Setelah menikmati keindahan matahari terbit dari penanjakan Bromo perjalanan berlanjut ke lautan pasir yang teramat luas. Di sana terdapat banyak stand yang menjual aneka makanan (warung) bagi pengunjung yang ingin beristirahat sejenak sambil menikmati sarapan pagi. Saya perhatikan penjual makanan semuanya adalah kaum ibu baik usia muda, paruhbaya maupun usia lanjut. Terdapat pula jasa penyewaan kuda bagi pengunjung yang tidak ingin lelah untuk sampai ke anak tangga menuju kawah bromo. Ketika hendak mengakhiri wisata di lautan pasir saya menyempatkan diri untuk membeli beberapa souvenir kaos untuk sanak saudara. Saya menghampiri seorang Bapak yang berusia kira-kira 30-40 tahun. Dari bapak penjual kaos, saya mendapat informasi bahwa beliau dan penjual kaos lainnya merupakan warga dari luar suku bangsa Tengger bahkan ada yang berasal dari luar Probolinggo. Dan menjual kaos bergambarkan gunung Bromo merupakan pekerjaan mereka sehari-hari. Mereka datang menggunakan sepeda motor dan membawa barang dagangan mereka di jok bagian belakang. Percakapan kami berlanjut ke bapak penyewa kuda, menurut penuturan beliau para penyewa kuda adalah warga Tengger asli yang sengaja memelihara kuda untuk disewakan. Namun, pekerjaan pokok mereka bukanlah sebagai penyewa kuda melainkan sebagai petani di desa mereka masing-masing. Untuk mengisi waktu luang, mereka pergi ke lautan pasir untuk memperoleh penghasilan tambahan. Rasa penasaran saya berlanjut ke penjual makanan atau warungan. Sama seperti dugaan saya, para Ibu yang menjual makanan dan minuman merupakan ibu-ibu asli warga suku bangsa Tengger. Dimana kaum laki-laki menyewakan kuda, kaum wanitanya tidak mau kehilangan kesempatan untuk memperoleh tambahan penghasilan dengan menjajakan aneka makanan dan minuman.

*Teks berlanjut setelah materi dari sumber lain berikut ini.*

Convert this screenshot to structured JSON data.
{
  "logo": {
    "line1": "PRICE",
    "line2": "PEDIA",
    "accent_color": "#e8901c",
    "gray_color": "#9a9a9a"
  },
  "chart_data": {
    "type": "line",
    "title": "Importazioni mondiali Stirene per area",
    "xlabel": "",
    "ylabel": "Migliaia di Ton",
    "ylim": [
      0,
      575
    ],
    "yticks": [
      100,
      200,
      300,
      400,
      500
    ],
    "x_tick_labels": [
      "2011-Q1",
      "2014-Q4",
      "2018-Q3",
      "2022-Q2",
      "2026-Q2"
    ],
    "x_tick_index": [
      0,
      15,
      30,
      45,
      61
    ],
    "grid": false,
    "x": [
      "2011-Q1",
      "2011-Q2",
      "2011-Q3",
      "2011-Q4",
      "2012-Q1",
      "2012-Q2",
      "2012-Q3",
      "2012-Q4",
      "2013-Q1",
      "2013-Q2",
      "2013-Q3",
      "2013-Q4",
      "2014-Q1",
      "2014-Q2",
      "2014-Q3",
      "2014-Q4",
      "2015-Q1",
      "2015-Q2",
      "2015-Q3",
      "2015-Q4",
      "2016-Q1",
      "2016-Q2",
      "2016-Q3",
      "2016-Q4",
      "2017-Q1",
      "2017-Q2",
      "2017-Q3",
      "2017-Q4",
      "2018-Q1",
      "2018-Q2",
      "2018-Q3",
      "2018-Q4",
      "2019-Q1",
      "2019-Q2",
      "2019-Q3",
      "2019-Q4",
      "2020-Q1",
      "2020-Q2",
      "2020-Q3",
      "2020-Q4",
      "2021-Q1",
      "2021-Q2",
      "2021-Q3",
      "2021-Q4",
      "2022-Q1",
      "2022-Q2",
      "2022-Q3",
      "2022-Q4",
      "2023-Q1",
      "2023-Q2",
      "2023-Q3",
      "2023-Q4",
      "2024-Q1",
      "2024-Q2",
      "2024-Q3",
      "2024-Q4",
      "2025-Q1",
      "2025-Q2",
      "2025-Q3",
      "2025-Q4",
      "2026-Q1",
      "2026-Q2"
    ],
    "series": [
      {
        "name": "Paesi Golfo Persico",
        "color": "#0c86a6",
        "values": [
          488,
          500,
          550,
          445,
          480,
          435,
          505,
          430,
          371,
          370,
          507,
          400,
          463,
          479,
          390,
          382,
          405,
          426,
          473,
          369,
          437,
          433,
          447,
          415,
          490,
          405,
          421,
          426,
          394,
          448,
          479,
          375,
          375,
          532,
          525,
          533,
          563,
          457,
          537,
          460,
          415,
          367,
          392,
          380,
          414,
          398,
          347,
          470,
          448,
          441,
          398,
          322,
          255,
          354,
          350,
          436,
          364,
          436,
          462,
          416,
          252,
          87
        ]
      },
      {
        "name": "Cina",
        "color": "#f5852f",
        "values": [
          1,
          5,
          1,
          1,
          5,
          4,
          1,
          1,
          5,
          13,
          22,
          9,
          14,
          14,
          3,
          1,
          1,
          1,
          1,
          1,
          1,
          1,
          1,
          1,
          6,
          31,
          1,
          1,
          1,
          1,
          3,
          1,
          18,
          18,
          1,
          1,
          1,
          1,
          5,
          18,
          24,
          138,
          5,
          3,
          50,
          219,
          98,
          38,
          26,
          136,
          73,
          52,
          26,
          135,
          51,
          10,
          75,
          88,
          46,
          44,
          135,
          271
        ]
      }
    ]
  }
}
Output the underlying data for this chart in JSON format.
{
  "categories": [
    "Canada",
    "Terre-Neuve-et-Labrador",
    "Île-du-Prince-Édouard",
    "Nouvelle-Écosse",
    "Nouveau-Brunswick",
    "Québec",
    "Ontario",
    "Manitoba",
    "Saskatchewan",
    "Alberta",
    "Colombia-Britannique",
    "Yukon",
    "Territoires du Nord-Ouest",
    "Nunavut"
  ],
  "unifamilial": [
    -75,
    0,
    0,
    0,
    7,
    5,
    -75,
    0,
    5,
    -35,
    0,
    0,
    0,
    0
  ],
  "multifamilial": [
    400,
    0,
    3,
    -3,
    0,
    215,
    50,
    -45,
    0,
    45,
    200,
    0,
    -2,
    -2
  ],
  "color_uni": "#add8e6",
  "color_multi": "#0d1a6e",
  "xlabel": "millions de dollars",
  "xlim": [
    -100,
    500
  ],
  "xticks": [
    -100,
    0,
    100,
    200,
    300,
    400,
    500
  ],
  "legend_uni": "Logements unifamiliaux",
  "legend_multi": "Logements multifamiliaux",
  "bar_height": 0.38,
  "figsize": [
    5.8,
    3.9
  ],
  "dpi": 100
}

Sekitar pukul 09.30 WIB saya dan teman-teman diantarkan untuk bersitirahat di homestay masing-masing oleh supir hardtop yang sama. Menurut supir yang saya lupa namanya tersebut, warga suku bangsa Tengger terutama Ngadas kebanyakan dapat dikatakan makmur dilihat dari hasil pertanian yang melimpah. Mereka dikatakan merugi jika dihitung-hitung dalam sehari tidak memperoleh penghasilan sebanyak 200.000,00. Dalam penyelenggarakan pesta besar misalnya pesta perkawinan dan khitanan tidak sedikit biaya yang harus dikeluarkan yaitu berkisar ratusan juta rupiah. Dihitung total dari penyembelihan sapi dan yang membuat saya semakin kagum adalah dalam kurun waktu tertentu mereka biasanya mampu mengundang artis terkenal Ibukota dalam suatu perayaan untuk menghibur warga.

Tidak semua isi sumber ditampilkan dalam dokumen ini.